Zona de mutación

El actor penitencial

El actor en el espacio cultural aparece como un módulo conjugable que determina que se disponga de él, estableciendo a base de una temporalidad funcional, un usufructo casi abierto de sus potencialidades. El interés por ese actor verbado, tiene un efecto paradójico sobre la fuerza de sus especificidades, formadas a partir de disciplinas y constancias trabajadas en los cinosargos, dignos habitáculos de los prattontes que prefiguran un modelo alternativo y desacoplado al de ‘la escena la toma cualquiera’. Es que hay lamentables correspondencias entre esa desvalorización y la biodesregulación (Teresa Brennan) por la que el actor entra o sale a un sistema donde su voz y voto se proporciona con el que tiene a la hora de incidir en el cuadro perceptivo de su comunidad. Esto es, apenas al servicio de. La flexibilización actoral se asemeja más a un oficio penitencial que a la hipotiposis por la que un público puede ser capaz de ver en un teatro, lo que hasta ese momento no veía. El actor desregulable pone a punto las funcionalidades por las cuales el mecanismo de representación puede mantener al mundo del espectáculo pegado a los designios de las estrategias más abstrusas del capitalismo imperante. Los músculos de la sombra, del ‘doble’ que bailan en las pantallas sin lograr sugerir los ecos de la presencia perdida.
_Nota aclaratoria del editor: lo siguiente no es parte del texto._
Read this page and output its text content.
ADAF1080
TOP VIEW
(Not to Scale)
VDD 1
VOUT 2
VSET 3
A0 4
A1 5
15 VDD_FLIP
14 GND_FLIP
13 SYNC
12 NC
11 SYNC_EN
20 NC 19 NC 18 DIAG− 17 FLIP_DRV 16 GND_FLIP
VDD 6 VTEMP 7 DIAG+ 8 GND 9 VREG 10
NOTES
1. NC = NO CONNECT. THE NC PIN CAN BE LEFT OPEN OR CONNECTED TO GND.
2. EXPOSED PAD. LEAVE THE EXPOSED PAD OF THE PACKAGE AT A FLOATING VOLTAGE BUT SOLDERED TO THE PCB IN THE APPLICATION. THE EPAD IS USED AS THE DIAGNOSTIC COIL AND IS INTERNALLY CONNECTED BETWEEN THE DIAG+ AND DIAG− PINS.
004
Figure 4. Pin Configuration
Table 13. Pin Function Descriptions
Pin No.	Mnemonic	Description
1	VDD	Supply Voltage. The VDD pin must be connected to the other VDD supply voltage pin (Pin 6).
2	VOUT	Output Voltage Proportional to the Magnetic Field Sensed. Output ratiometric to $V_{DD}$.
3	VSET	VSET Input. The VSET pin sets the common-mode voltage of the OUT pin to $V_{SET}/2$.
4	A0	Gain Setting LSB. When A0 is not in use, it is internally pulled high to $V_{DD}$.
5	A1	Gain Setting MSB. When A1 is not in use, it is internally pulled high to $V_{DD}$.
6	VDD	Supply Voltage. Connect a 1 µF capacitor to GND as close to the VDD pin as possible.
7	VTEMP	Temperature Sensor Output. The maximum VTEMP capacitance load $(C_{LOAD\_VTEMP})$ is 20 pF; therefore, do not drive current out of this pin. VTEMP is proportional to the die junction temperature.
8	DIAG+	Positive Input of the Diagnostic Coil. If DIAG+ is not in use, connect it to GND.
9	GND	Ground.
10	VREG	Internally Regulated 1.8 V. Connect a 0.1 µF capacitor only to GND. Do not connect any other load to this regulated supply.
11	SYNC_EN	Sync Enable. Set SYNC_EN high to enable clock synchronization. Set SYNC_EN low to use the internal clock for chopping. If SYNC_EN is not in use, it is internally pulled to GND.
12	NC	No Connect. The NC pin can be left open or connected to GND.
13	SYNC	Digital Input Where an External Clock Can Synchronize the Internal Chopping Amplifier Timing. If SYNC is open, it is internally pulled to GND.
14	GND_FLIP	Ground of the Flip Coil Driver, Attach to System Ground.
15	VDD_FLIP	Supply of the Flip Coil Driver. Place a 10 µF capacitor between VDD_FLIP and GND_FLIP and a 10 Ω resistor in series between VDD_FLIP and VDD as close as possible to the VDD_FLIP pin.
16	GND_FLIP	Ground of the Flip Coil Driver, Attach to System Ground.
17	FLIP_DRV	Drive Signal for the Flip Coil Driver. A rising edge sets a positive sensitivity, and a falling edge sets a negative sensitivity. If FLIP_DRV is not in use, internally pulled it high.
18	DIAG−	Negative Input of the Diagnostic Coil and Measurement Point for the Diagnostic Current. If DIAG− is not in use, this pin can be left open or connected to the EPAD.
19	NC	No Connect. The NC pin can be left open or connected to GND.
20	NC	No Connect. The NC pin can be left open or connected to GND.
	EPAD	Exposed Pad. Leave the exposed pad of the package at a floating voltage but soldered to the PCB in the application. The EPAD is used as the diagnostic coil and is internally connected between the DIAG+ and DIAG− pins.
Frente a este paisaje, la osadía del riesgo desarma las mediaciones del objeto y quien lo cuenta. El actor que lucha por su presencia, rompiendo las viejas trascendencias, subyacencias, el ‘más allá’ de la escena por la que se exculpa en sus inmanencias. La danza de los espectros se actualiza en millones de montajes engañosos. «El sentido es el movimiento del ser-á o el ser en tanto venido a la presencia» (Jean Luc Nancy). Es inevitable que haya entre el actor que se asoma a ese riesgo una especie de ‘no me toques’ (noli me tangere) de repulsa a la mano banalizante que sólo se empeña en anular las diferencias y especificidades de las dimensiones. Por eso, no es casual que aún mantengan en vilo esa doblez representativa y canto de guerra de Lady Macbeth: «para engañar al mundo, aparenta como el mundo». Pero eso no es el cuerpo. El cuerpo es el ser de la existencia, insiste Nancy, y el ser no es algo previo o subyacente al fenómeno. El cuerpo es un ‘dónde’ en el que confluyen los deseos capaces de subyugarse con lo redimido. Con el corpus que ha atravesado las fronteras del ruido que impide su especificidad, su fuerza identitaria. Su capacidad de corroer directamente el alma, según lo formulaba Artaud. Por eso el valor acontecimental que asume el cuerpo, es la vedette del acto. La acupuntura sensorial de los cuerpos es el mapa del sentido, que se alimenta de la llama viviente de un cuerpo que se consume en el fuego del instante.

Otra vez Lady Macbeth: salir a campo traviesa, a tabular las fuerzas negras que han ‘deshombrecido’ los designios que constituían lo humano. De las grietas humeantes, las eficiencias racionalizantes, dan una oportunidad al sentir del que los cuerpos han sido despojados.